Confessions of a Christian AgnosticHome

September
September 30

That irritatingly high-pitched sound you hear is just me whining.

Lately, I have been both troubled and saddened by the realization that the nay-sayers may be right and we are going to hell in a handbasket.

Our journey is being paved not so much by good intentions as no intentions at all.

A vast void exists where ethical and religious values once resided.

Our children, although exposed to enormous amounts of knowledge thanks to quantum leaps in technological advancement, are receiving no moral context in which to assimilate all this data.

In the past, part of a child’s information always involved ethical education and religious grounding. Now parents are far more concerned that little Jimmy makes soccer practice than Sunday School. (I said I was whining!)

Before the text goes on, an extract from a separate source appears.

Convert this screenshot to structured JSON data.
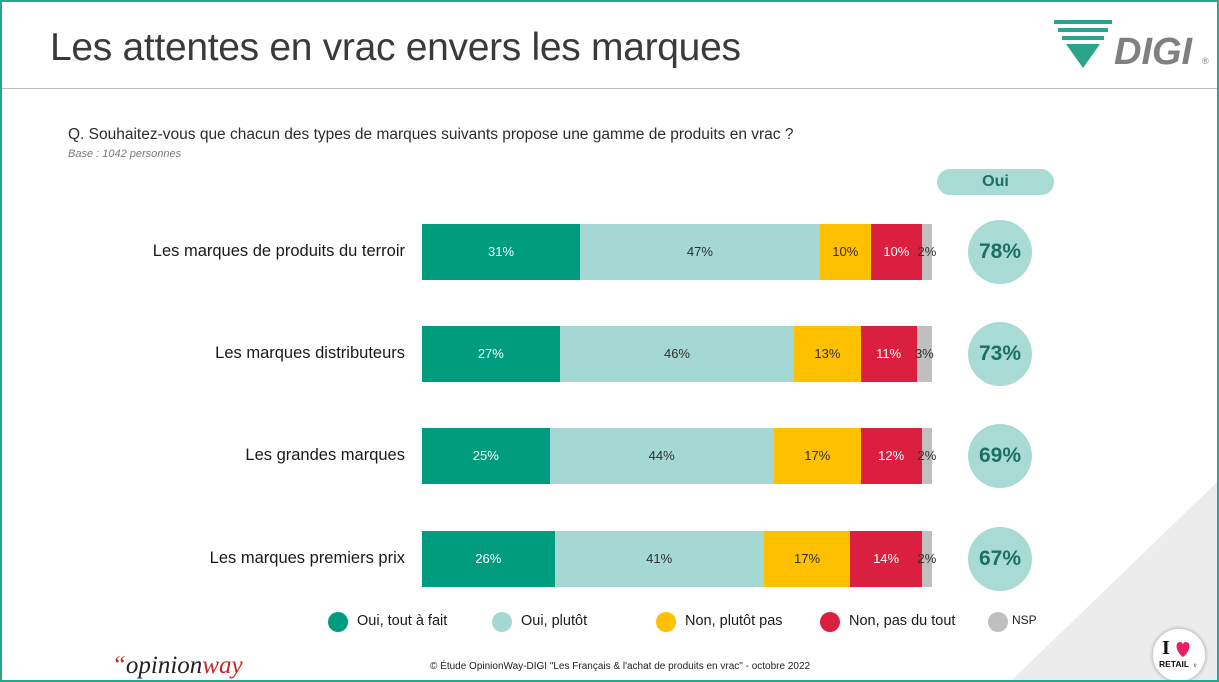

Besides my obvious self-interest, there is a genuine concern that our kids will have virtually no foundation for grappling with the crucial issues of modern society. With thousands of hours spent in front of TV's and hundreds more spent in self-indulgent shopping trips and Nintendo noodling, how are our children being prepared for the future?

The older I get, the easier it is for me to see the wisdom of our past. Our forbearers assimilated religious formation into the equation of what made for a healthy and liberal education. Catechetical instruction or the preparation for Bar Mitzvah were often the means for this education to take place. Now such commitment is dismissed as irrelevant and an irritation to our busy lifestyles.

Is it so arrogant to suggest that our world will be a much better place if our kids spent a little more time studying the wisdom of the ages than the quarterback sneak?

I am enough of an optimist to believe that such a path to perdition can be altered but not without great effort.

We must begin by reinstating our commitment to educating the whole child. The old description of self as body, mind and spirit needs to be reappropriated and integrated into our educational system. The healthiest body and the keenest mind are ultimately useless without a moral compass to guide them. We need to be allowing for such guidance to take place.

With such vital matters as this at risk, maybe my whine is more a siren of alarm.